KENDİNİ ARARMIŞ İNSAN!
“Bende Kalmasın” kitabından…
Zaman denilen kavram ne ilginç şey. Hiç vaktiniz oldu mu bunu düşünmeye? Ya da geçmişe bakıp geleceği bununla harmanlayarak zamanı yorumladığınız olmadı mı?
Okuduğunuz şu satırları yazarken bile ben zamanın nasıl geçtiğini, yılları, ayları hatta saniyeleri bile düşünüyorum. Her saniyede kendimi ararken nerede olduğumu ve neler yapmakta olduğumu sorgularken buluyorum kendimi.
Zamanda yol alırken sorgulamanın, arayış içinde olmanın da kaçınılmaz bir gerçek olduğunu anlıyor insan.
Düşünmeye başladığınızı umuyorum. Daha ilk günden başlayalım mı? Anne karnından dünyaya düştüğümüz günü bebek gözüyle düşünelim.
İnsanoğlu ana rahminde kendini öyle huzura hissedermiş ki “Kralı gelse bana dokunamaz” dermiş adeta. Dünyaya geldiği zaman ise muhteşem bir endişe, devasa bir korku kaplarmış o minicik bedeni. O minicik masum bebek henüz konuşmasa da ağlayışından anlarız korku dolu bir halde olduğunu.
İşte o anda sorgulama denilen şey başlıyor. “Ben kimim, nerdeyim, kim bunlar? gibi soruları bir süre kendine soran, kendisini arayan bebek anne kokusunu aldığı anda susar ve huzura kavuşur. O anda da kendini bulmuş olur, sorular cevap bulmuş olur. Allah’ın ne büyük mucizesi değil mi? Bence öyle.
Emekleme, yürüme, konuşma, yeme içme derken bir bebeğin kendini anlamlandırma süreci aslında bir ömrün her anında kendini göstermektedir. İster yedi aylık ol, ister yedi yaşında isterse yetmiş yaşında ol; kendini aramak anlamlandırmak gibi bir meselesi vardır insanoğlunun. İçinde bulunduğun ortam ve koşullar bu sorgulamalara katkı sunar. İyi ya da kötü.
Zamanın acımasız tarafı çoğu kez bir darboğaza sokar insanı. Hayatın kronolojik sıralaması bizi birçok defa sağa sola savurmuştur. Yeni ortamlar, yeni arkadaşlıklar, yeni bir hayat düzeni her zaman düşündürmüştür insanı. Tıpkı yeni doğan bebeğin ağlamaya başladığı gibi.
Evet! İnsan ağlar.
Hayat boyu edindiğin tecrübeler, yaşadığın zorluklar ve üstesinden gelmediğin belalardır seni her defasında yeni bir arayışa iten. Düğününde davetinde, sünnetinde, askerliğinde ya da anne baba olduğunda başlar yeni bir kendini arayış başlar. Hepsi birer ağlamadır aslında.

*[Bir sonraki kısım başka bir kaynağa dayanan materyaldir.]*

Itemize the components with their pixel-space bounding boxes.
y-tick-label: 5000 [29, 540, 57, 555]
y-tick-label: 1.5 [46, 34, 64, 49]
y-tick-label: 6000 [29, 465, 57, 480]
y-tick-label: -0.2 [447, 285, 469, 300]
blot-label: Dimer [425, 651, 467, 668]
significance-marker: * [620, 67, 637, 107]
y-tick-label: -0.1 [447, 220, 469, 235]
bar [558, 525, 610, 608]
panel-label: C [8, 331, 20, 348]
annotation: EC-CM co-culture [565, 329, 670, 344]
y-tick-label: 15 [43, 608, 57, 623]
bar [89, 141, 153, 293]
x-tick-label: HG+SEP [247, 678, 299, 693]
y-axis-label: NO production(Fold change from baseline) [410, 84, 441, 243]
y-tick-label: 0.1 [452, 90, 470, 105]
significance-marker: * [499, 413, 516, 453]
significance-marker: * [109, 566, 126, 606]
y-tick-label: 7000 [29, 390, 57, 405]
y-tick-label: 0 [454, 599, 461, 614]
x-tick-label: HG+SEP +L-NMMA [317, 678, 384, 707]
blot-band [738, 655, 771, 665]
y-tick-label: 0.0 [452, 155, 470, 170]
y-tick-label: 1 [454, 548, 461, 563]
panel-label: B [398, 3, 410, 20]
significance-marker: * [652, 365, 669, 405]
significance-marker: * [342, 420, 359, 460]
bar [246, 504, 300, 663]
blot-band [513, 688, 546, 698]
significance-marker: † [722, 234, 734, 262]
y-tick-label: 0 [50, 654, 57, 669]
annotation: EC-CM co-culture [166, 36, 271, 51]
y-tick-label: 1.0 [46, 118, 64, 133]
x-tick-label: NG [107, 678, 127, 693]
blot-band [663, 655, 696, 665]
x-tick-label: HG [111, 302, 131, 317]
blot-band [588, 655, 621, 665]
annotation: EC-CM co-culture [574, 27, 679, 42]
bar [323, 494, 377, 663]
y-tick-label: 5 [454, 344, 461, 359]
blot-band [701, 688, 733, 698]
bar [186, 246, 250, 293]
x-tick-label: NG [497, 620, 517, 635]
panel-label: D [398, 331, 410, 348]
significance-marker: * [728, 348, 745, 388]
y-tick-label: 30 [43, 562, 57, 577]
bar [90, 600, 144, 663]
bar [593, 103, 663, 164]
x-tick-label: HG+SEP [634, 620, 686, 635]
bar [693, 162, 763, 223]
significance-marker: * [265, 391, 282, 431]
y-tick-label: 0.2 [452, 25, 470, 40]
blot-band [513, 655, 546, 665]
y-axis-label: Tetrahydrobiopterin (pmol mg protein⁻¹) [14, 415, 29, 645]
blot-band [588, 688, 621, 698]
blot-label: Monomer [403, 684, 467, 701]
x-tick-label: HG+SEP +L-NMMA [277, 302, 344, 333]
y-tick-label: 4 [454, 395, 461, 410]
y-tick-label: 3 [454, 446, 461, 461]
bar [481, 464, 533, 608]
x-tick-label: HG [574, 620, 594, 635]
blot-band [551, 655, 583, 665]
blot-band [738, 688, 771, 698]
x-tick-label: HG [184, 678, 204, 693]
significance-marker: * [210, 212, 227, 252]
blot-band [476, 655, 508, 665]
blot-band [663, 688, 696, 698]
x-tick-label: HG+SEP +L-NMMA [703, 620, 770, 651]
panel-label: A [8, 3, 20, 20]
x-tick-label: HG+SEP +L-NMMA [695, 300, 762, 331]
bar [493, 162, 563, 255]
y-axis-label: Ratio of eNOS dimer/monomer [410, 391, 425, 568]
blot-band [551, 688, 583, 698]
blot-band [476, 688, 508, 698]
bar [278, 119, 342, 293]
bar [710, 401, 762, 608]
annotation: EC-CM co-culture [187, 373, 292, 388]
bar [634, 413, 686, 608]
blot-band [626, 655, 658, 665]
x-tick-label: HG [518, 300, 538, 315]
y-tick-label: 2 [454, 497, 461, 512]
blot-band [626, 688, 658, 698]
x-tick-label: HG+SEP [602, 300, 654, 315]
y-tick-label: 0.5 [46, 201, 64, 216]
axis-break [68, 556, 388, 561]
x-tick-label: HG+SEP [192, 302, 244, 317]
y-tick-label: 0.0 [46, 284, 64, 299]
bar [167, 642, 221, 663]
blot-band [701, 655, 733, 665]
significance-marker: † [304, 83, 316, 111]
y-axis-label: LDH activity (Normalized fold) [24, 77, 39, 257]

Ne yaşadığını bilirsin ancak ne yaşayacağını kestiremezsin. Geleceğin sana getireceği yenilikler, üzüntüler, mutluluklar o zaman dilimine girmeden önce seni sorgulamaya götürür. Zamanı sorgulatır, kendini sorgulatır ve hemen hemen her defasında ağlatır.
Sonuç! İnsan kendini ararmış. Ben lafı uzatmayacağım.
Düşünün bakalım. Arayın bulun!
Kendinizi…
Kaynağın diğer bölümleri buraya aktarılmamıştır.